Longmont to explore sound-camera technology; no tickets would be issued during trial run

The Longmont Department of Public Safety will use sound-camera technology over the course of a four-week trial period to get a handle on excessive automobile noise throughout the city, but on Main Street in particular.

“It literally works just like a speed camera or a red-light camera,” Longmont Master Police Officer David Kennedy said Wednesday. “The only difference is that this device is measuring sound.”

When a vehicle’s engine, stereo or exhaust system exceeds a certain decibel level, the speed camera will record a short video — with audio — of the offender’s license plate, which can then be used to issue a citation in the mail.

Kennedy said the sound-cameras can determine which vehicle is making the unreasonably loud noise even if multiple cars and trucks are on the roadway at the time.

In Longmont, the allowable decibel-level threshold depends upon the time of day and the area of the city’s zoning, whether it be residential, commercial or industrial. However, enforcement has been difficult, if not impossible, given the city’s lack of sound-measuring devices.

After reading about the emergence of sound cameras in other cities across the U.S. and Europe, public safety officials contacted a company called 24 Acoustics, which is based in United Kingdom, to bring the technology to Longmont.

In the coming weeks, 24 Acoustics will send Longmont Public Safety one sound camera to deploy at different locations throughout the city.

The trial run will cost about $1,500, and Kennedy emphasized how during the four-week period no tickets would be issued.
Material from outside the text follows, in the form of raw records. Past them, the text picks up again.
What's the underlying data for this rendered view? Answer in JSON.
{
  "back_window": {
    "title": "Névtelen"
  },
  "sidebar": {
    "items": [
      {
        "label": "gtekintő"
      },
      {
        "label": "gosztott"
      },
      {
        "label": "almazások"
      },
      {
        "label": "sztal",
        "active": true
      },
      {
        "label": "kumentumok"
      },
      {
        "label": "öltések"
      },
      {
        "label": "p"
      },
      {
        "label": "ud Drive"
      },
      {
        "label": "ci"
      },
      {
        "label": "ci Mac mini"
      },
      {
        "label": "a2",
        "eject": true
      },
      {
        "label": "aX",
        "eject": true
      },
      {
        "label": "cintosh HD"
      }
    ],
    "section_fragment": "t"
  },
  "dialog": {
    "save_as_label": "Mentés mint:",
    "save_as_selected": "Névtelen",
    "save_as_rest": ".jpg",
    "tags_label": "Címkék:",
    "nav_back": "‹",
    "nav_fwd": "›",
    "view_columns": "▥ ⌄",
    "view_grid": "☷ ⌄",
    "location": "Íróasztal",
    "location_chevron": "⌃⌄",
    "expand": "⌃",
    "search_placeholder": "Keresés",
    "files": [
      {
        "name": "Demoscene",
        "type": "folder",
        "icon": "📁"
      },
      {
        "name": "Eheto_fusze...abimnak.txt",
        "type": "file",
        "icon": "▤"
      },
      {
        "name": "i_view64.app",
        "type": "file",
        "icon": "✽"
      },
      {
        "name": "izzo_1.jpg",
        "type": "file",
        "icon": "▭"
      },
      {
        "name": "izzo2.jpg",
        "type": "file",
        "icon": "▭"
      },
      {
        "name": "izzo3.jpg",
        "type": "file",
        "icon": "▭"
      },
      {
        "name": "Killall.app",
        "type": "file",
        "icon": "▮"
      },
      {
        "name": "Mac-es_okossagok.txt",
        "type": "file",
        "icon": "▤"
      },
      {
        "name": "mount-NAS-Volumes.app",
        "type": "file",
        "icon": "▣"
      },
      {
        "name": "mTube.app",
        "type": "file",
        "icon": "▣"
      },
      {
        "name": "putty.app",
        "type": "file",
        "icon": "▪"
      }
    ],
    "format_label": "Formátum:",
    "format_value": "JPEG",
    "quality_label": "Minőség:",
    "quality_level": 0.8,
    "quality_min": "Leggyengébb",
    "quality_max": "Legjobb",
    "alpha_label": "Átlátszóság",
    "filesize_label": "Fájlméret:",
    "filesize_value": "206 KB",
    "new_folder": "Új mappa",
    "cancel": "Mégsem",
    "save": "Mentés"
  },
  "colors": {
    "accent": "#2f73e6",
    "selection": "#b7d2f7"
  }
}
Instead, the department hopes to gather as much data related to noise violations as possible and gauge whether the program would even be feasible in Longmont.

“Council, just to be clear, has not committed to these cameras,” Kennedy said. “The only thing they authorized us to do was to test one of the cameras from the company.”

It’s unclear where Public Safety intends to test the sound-camera technology other than at multiple locations throughout the city.

It’s also unclear how much a citation for excessive-noise would cost.

“The problem we have is we would be the first city in Colorado and the first city that I know of … on the west side of the United States to try this technology out,” Longmont Public Safety Chief Zach Ardis said during the Tuesday’s City Council meeting in response to a question about a citation’s cost.

The sound cameras would operate 24/7 and allow officers the ability to focus on higher-priority calls as opposed to excessive-noise violations.

Should council ultimately approve the devices, each camera would cost about $31,000 to purchase plus maintenance fees.

“Something is better than nothing,” Mayor Pro Tem Aren Rodriguez said during Tuesday’s meeting. “I’m very enthusiastic about the possibility of … these cameras.”